Under the provisions of the law, religions have to ask the
government’s department for religions and national minorities for
permission to invite visitors such as foreign preachers. 

“This means that the representative of a religious organisation has to
appeal to our organisation in advance and tell us, for example, that
someone is going to a seminar or a meeting. They can only invite their
guests via us,” said Asot Sarkisian, head of the department.

The smaller faiths say this is unfair, since the Armenian Apostolic
Church, which counts the overwhelming majority of Karabakh’s 140,000
residents among its flock, is exempt from the legislation.
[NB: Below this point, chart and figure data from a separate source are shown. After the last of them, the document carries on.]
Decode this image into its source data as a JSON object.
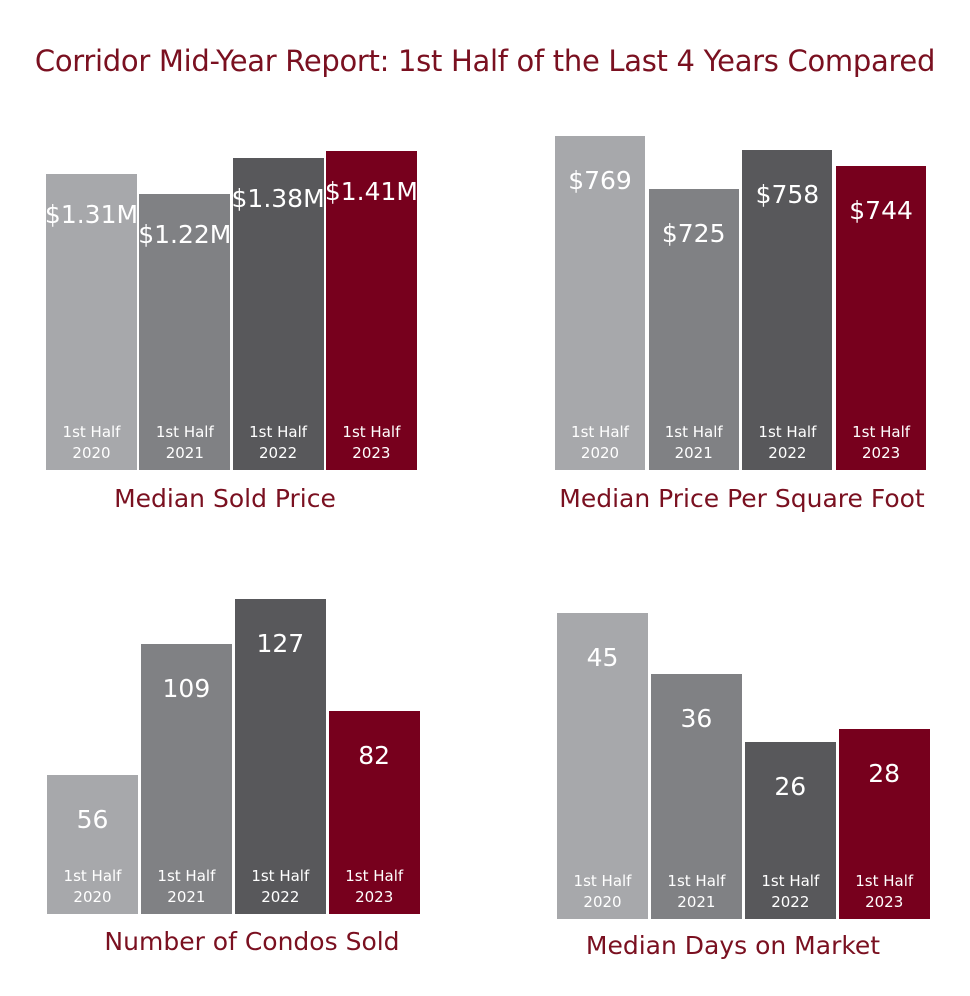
{
  "title": "Corridor Mid-Year Report: 1st Half of the Last 4 Years Compared",
  "colors": [
    "#a7a8ab",
    "#808184",
    "#58585b",
    "#77001d"
  ],
  "chart_data": [
    {
      "type": "bar",
      "title": "Median Sold Price",
      "categories": [
        [
          "1st Half",
          "2020"
        ],
        [
          "1st Half",
          "2021"
        ],
        [
          "1st Half",
          "2022"
        ],
        [
          "1st Half",
          "2023"
        ]
      ],
      "values": [
        1.31,
        1.22,
        1.38,
        1.41
      ],
      "labels": [
        "$1.31M",
        "$1.22M",
        "$1.38M",
        "$1.41M"
      ],
      "ylim": [
        0,
        1.45
      ],
      "unit": "$M"
    },
    {
      "type": "bar",
      "title": "Median Price Per Square Foot",
      "categories": [
        [
          "1st Half",
          "2020"
        ],
        [
          "1st Half",
          "2021"
        ],
        [
          "1st Half",
          "2022"
        ],
        [
          "1st Half",
          "2023"
        ]
      ],
      "values": [
        769,
        725,
        758,
        744
      ],
      "labels": [
        "$769",
        "$725",
        "$758",
        "$744"
      ],
      "ylim": [
        491,
        780
      ],
      "unit": "$"
    },
    {
      "type": "bar",
      "title": "Number of Condos Sold",
      "categories": [
        [
          "1st Half",
          "2020"
        ],
        [
          "1st Half",
          "2021"
        ],
        [
          "1st Half",
          "2022"
        ],
        [
          "1st Half",
          "2023"
        ]
      ],
      "values": [
        56,
        109,
        127,
        82
      ],
      "labels": [
        "56",
        "109",
        "127",
        "82"
      ],
      "ylim": [
        0,
        130
      ]
    },
    {
      "type": "bar",
      "title": "Median Days on Market",
      "categories": [
        [
          "1st Half",
          "2020"
        ],
        [
          "1st Half",
          "2021"
        ],
        [
          "1st Half",
          "2022"
        ],
        [
          "1st Half",
          "2023"
        ]
      ],
      "values": [
        45,
        36,
        26,
        28
      ],
      "labels": [
        "45",
        "36",
        "26",
        "28"
      ],
      "ylim": [
        0,
        46
      ]
    }
  ]
}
“Such measures restrict the rights of religious organisations. They
amount to state censorship,” said Araik Khachatrian, a Jehovah’s
Witness.

He said the law also restricted the rights of communities to rent halls
for meetings, saying they could only do so if the government department
approved.

And other faiths have also felt oppressed by the law. Levon Sardarian,
the dean of the small Fire of Awakening church, a Christian group with
350 members that has been active in Nagorny-Karabakh for a decade, said
under the law their activities also had to be assessed by a state
official.

“The number of restrictions can rise or fall depending on how
[officials] relate to the particular organisation in question,” said
Sardarian.

Aren Baghdasarian, representative of the small Baptist Evangelical
Church, agreed. 

“We live in a free, independent country. If visits by my brothers in
faith could help our work, then we must do it, and no one has the right
to interfere,” he said.

Karabakh, which is an unrecognised republic ruled by Armenians, has been
largely peaceful since 1994, when a ceasefire was signed with Baku. 

But Sarkisian, of the government’s religion department, said it was
important to remember that a peace deal had still not been signed, and
that preserving national unity was important.
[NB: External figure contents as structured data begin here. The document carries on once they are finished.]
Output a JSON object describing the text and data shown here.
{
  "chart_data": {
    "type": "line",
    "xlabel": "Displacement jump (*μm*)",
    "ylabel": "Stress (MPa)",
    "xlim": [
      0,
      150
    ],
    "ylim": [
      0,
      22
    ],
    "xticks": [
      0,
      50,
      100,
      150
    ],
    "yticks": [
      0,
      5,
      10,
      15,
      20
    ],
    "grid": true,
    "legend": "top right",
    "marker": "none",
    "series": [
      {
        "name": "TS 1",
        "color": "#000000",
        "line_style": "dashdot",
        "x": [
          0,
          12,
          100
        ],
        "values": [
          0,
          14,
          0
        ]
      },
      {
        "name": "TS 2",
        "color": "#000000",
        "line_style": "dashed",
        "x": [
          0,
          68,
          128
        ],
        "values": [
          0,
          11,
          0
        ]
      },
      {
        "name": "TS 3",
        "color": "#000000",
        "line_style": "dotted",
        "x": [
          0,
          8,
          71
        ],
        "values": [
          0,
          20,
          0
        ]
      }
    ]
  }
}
“We often forget that we live in a state of war. Therefore the
religious organisations have to account for the arrival and departure of
people they invite. Besides the activities of some religious
organisations have not been fully investigated,” he said.
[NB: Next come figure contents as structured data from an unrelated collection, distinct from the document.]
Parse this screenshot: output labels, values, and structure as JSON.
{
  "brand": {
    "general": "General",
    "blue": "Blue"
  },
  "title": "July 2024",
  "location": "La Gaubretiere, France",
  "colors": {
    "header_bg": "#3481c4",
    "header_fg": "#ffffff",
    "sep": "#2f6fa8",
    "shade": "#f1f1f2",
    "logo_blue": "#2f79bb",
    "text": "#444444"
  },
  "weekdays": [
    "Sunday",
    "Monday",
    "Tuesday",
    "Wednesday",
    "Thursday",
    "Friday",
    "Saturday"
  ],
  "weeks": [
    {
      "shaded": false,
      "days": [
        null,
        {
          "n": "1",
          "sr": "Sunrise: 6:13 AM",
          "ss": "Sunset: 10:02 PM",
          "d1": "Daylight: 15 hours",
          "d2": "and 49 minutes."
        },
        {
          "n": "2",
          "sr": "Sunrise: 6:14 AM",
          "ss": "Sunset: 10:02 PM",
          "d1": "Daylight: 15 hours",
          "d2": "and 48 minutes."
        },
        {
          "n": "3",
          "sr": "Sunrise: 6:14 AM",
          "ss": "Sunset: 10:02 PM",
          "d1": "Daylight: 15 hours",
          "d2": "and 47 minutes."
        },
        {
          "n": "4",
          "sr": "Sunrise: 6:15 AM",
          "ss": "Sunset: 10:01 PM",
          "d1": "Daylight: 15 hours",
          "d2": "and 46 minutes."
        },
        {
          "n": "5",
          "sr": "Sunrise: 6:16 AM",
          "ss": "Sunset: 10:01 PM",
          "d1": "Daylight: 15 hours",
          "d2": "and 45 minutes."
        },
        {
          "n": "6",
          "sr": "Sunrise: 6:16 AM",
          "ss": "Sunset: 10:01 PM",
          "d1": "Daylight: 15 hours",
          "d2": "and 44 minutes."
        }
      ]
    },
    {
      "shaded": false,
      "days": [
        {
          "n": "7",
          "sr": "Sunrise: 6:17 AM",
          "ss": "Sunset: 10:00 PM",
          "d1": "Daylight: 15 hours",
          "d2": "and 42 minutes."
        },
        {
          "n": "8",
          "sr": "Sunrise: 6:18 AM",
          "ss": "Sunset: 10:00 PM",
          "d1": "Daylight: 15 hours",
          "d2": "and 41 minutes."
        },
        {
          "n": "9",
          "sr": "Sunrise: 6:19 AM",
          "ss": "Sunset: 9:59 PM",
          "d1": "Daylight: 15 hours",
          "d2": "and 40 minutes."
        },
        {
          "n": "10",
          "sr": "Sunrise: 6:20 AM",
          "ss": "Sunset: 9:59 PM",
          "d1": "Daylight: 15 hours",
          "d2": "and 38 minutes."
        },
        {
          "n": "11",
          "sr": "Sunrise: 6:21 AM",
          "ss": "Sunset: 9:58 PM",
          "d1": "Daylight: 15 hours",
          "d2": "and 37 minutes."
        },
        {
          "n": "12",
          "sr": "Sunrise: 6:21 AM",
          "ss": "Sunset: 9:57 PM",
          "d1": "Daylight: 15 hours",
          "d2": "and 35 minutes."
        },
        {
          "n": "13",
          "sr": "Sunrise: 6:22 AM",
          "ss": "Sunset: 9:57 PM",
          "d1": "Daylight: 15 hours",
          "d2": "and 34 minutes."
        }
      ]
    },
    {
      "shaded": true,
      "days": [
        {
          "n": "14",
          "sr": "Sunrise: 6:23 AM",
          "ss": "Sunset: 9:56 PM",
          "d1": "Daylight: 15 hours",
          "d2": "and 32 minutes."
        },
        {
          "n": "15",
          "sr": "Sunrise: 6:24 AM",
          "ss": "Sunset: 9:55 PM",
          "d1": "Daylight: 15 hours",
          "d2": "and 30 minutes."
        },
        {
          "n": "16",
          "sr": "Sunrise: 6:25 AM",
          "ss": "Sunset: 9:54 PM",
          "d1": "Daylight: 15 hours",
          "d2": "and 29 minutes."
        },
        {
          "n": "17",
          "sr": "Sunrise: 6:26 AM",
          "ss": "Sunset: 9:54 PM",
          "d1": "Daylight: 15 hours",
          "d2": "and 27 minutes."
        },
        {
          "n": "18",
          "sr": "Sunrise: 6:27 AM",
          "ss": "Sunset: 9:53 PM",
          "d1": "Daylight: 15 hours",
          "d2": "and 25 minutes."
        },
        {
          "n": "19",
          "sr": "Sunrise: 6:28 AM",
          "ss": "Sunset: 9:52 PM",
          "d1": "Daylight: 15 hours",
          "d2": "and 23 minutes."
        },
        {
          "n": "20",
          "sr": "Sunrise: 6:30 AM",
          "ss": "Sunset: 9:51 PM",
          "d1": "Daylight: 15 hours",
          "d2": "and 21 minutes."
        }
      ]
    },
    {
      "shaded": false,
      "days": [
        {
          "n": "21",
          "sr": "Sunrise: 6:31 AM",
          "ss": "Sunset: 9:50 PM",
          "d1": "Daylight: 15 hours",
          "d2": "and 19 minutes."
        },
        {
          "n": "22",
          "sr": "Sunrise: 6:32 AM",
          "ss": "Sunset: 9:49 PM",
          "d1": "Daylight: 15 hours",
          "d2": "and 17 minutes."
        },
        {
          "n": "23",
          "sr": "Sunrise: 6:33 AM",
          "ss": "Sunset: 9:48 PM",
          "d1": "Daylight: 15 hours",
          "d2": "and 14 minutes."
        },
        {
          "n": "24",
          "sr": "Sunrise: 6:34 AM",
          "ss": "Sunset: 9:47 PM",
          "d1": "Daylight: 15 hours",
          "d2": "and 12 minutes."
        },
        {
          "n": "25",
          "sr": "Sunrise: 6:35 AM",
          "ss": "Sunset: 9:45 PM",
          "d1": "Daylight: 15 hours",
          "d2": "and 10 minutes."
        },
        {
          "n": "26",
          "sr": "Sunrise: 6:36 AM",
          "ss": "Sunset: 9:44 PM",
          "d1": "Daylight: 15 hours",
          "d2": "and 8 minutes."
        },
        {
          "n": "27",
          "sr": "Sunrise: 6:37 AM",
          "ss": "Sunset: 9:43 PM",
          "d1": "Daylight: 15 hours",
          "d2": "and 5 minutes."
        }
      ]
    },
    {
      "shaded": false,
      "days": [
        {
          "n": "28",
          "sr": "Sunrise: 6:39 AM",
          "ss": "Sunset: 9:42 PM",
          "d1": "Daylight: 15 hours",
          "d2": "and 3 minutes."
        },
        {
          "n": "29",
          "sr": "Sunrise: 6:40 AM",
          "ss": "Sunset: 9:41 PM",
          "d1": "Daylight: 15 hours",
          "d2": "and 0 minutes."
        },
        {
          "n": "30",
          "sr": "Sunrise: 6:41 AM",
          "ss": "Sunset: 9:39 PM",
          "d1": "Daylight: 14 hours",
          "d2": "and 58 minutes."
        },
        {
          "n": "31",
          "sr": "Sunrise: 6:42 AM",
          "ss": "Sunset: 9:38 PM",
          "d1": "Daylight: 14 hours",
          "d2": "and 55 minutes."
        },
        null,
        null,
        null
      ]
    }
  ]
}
In Nagorny-Karabakh, the refusal of Jehovah’s Witnesses to serve in
the army is particularly contentious, and members of the faith have been
imprisoned for four years for their conscientious objection. Officials
see such opinions as undermining Karabakh’s de facto independence.

The Armenian Apostolic Church said it understood the state’s concerns,
and welcomed the new law’s insistence on ensuring rival faiths did not
undermine security.

“It would be wonderful if the law was working fully, and all religious
organisations trying to encroach on national security were under the
control of the state. The main aim of the promulgation of this law is to
restrict the work of those organisations, which oppose compulsory
military service,” said Father Hakob Andreasian.

He said the Apostolic Church aimed to preserve the identity of the
Armenian people whereas foreign groups had no such concerns.

“Karabakh is unrecognised by the world community. However, every
religious organisation, financed from external sources, opens a
representative office in Karabakh. They exchange information, make
studies, invite guests and so on,” he said.

Many residents of Karabakh have a similar viewpoint, though often they
are more liberal than the church priests.

“I am not opposed to these organisations existing in general. But I
would prefer it if they returned to the true path,” said Karen
Galstian, a 28-year-old follower of the Apostolic Church.

Lusine Musaelian is Radio Liberty correspondent in Stepanakert.